As imagens na TV eram pertubadoras, cada cena retratando o caos nas ruas e nos hospitais. Pessoas correndo, pulando sobre os carros e hospitais clamando por ajuda. Era uma visão impura e repulsiva, que revirava o estômago de Murat e provocava uma sensação avassaladora de repulsa e revolta.

Ela acrescentou que ainda não há uma vacina para a doença ou qualquer forma de prevenção. Murat estava enjoado com essas últimas notícias no jornal. Precisava de alguns minutos para digerir e se preparar para ir a outro lugar com Sule.

Murat desligou a TV, perplexo com as notícias sobre o vírus. Olhou para Sule, percebendo que ela estava parada de costas para ele, inquieta. Ele permaneceu fora de vista chamando-a baixo.

"Sule?"

Ele pronunciou seu nome num tom duvidoso e trêmulo. Sua garganta estava se fechando. A sensação de sufocamento começava a deixá-lo inquieto.

Ela se aproxima, delicamente colocando as mãos nas bochechas de Murat, um sorriso triste brincando em seus lábios. Uma única lágrima cai de seus olhos e rolam lentamente na sua bochecha. Os olhos de Murat caem nas mãos postas nele, seus ombros caem decepcionado consigo mesmo.

"Eu só pensei em mim nessas últimas semanas"

Ele soltou um pesado suspiro, como se carregasse o peso do arrependimento, verbalizando e demonstrando isso claramente com sua postura. Enquanto isso, ela manteve suas mãos nas bochechas dele, o sorriso desaparecendo gradualmente, substituído por uma expressão de compreensão e empatia.

"Por que é tão egoísta? Você pensa em si!"

Ela sussurrou suavemente, suas palavras fluindo suavemente até meus ouvidos, embora, ao mesmo tempo, me causassem uma sensação desagradável de desolação interna. O contraste entre a gentileza de sua voz e o impacto emocional que suas palavras tinham em mim era avassalador.

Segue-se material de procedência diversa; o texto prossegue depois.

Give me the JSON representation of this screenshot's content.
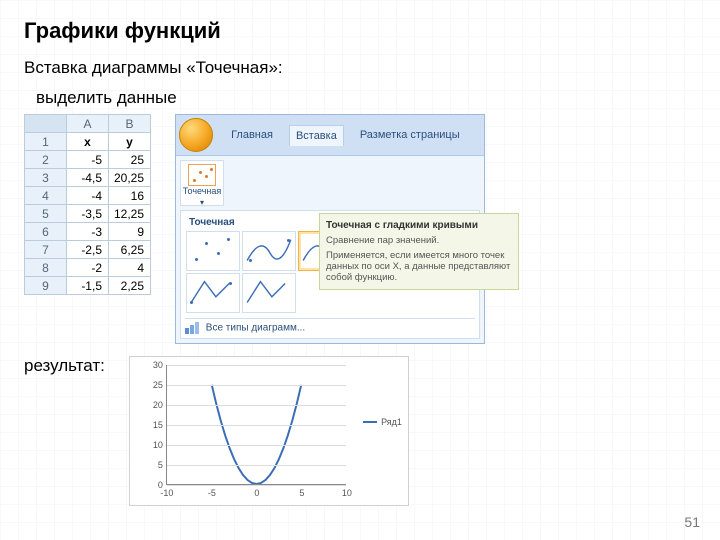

As mãos de Sule desceram para as mãos dele, e seu toque gélido provocou uma série de arrepios por todo o corpo. Ela envolveu suas mãos com firmeza, apertando-as de uma maneira que estava longe de ser confortável.

Sule subitamente cambaleou, perdendo o equilíbrio, e caiu no chão. Seu corpo começou a tremer violentamente, convulsões agarrando-a como garras invisíveis. Murat se aproximou às pressas, o pânico apertando seu peito. Ele pôs a palma na parte de trás da cabeça de Sule, inclinando-a um pouco para frente tentando impedir que ela se machucasse.

Respirando freneticamente, Murat se encontra perdido. Estava incrédulo com tudo isso acontecendo. Balançando a cabeça dos dois lados, considerou ir à cozinha pegar o kit de primeiros socorros. No entanto, deixar Sule sozinha neste estado era inimaginável.

Ele pegou o celular do bolso e discou o número da ambulância, com uma mantendo com o rosto de Sule e a outra no telefone.

"Por favor, precisamos de ajuda!"

Murat implorou para o atendente do outro lado da linha

"Minha esposa está tendo convulsões"

Uma voz calma tentou tranquilizá-lo, mas as palavras eram difíceis de ouvir sobre os sons agonizantes de Sule. A voz do atendente informou que todas as estações de atendimento remoto estavam interditadas no momento.

Murat desligou o telefone sentindo-se frustrado e desamparado. Nenhuma ideia passava pela sua cabeça agora.

Como iria saber se Sule estava bem ou permanecia só inconsciente?

Os gritos e os sons lá fora o assustaram. Não tinha certeza se era a decisão sensata a se fazer, então permaneceu no chão ao lado da sua esposa esperando que ela recuperasse a consciência. Verificou seus pulsos e temperatura, procurando qualquer sinal de melhora.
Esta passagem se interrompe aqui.